Closed bnaecker closed 1 month ago
Can we use qorb for this once it lands? (This sounds quite similar to #3763 which led to it.)
I started on this today, and I think it'll need a bit of a more invasive change than I was hoping. I wanted to keep the existing reqwest::Client
for now, and set the DNS resolver it uses to the one from the internal_dns
crate. Unfortunately, I don't think that works directly, because reqwest
does not use the port numbers returned from an SRV record to make requests -- it seems to basically throw the port away, resolve the AAAA that the SRV record points to, and then use the default for the URI schema (HTTP, in this case). I'm not sure why it does that.
To use qorb
, we need two things: a resolver, which knows how to lookup backends, and a connector, that knows how to connect to them. The resolver is very easy, that's basically just a small wrapper around the existing Resolver
in the internal_dns
crate. But the connector is less clear.
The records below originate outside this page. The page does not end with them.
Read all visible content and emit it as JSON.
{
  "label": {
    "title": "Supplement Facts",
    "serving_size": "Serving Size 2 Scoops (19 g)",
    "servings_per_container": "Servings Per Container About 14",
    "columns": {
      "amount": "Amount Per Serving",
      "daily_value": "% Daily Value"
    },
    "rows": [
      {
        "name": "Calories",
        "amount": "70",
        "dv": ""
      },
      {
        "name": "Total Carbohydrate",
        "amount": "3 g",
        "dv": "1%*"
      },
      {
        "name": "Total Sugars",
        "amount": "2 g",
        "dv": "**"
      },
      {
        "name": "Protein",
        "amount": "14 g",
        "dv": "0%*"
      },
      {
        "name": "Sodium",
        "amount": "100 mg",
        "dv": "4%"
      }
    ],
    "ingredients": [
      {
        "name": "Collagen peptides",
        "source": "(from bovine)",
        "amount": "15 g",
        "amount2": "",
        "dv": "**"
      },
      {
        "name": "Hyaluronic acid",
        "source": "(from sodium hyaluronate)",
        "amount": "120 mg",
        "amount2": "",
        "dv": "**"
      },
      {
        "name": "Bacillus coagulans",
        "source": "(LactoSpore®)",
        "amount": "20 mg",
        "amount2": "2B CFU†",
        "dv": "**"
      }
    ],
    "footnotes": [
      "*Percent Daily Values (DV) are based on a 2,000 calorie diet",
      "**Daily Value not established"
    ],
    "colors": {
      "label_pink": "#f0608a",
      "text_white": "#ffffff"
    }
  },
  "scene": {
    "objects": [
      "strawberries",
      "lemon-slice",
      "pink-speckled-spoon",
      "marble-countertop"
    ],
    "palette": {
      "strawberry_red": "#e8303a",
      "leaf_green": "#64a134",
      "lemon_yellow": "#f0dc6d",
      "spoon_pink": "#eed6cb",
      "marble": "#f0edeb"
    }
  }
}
There's no way I can see to pass reqwest::Client
an actual TCP stream to use. Even if there were, then we're obviously not using any of the existing connection pooling in that crate at all, which seems wasteful. We could instead switch to using a lower-level HTTP library like hyper
, which is very low-level and does directly operate over a TCP socket. That might be the best approach, but it's certainly a lot of additional complexity over reqwest
.
An alternative is to eschew the connection pooling for the HTTP interface at all, and instead move all the internals over to the new TCP connection. Integrating qorb
with that new connection type is much more straightforward, since it's really just some framing over a TCP stream. That does put resolving this PR behind all that work though. That's not terrible, but is more than I originally anticipated.
Today, the
oximeter
collector looks up ClickHouse in DNS on startup, and uses that address throughout:https://github.com/oxidecomputer/omicron/blob/d24003b74d232d2ff643a6fc9b5ee10cb5f2b056/oximeter/collector/src/agent.rs#L394-L406
That means the insertion task will always use the same address, even if we move the ClickHouse zones around. We should pass the resolver into that task, or have another way for it to know that it should re-resolve ClickHouse again. It's also important to note this is low priority. We can work around it pretty easily by just restarting the
oximeter
SMF service, which will cause it to resolve ClickHouse again. That may lose a small amount of data buffered in the collector, but it's pretty minor.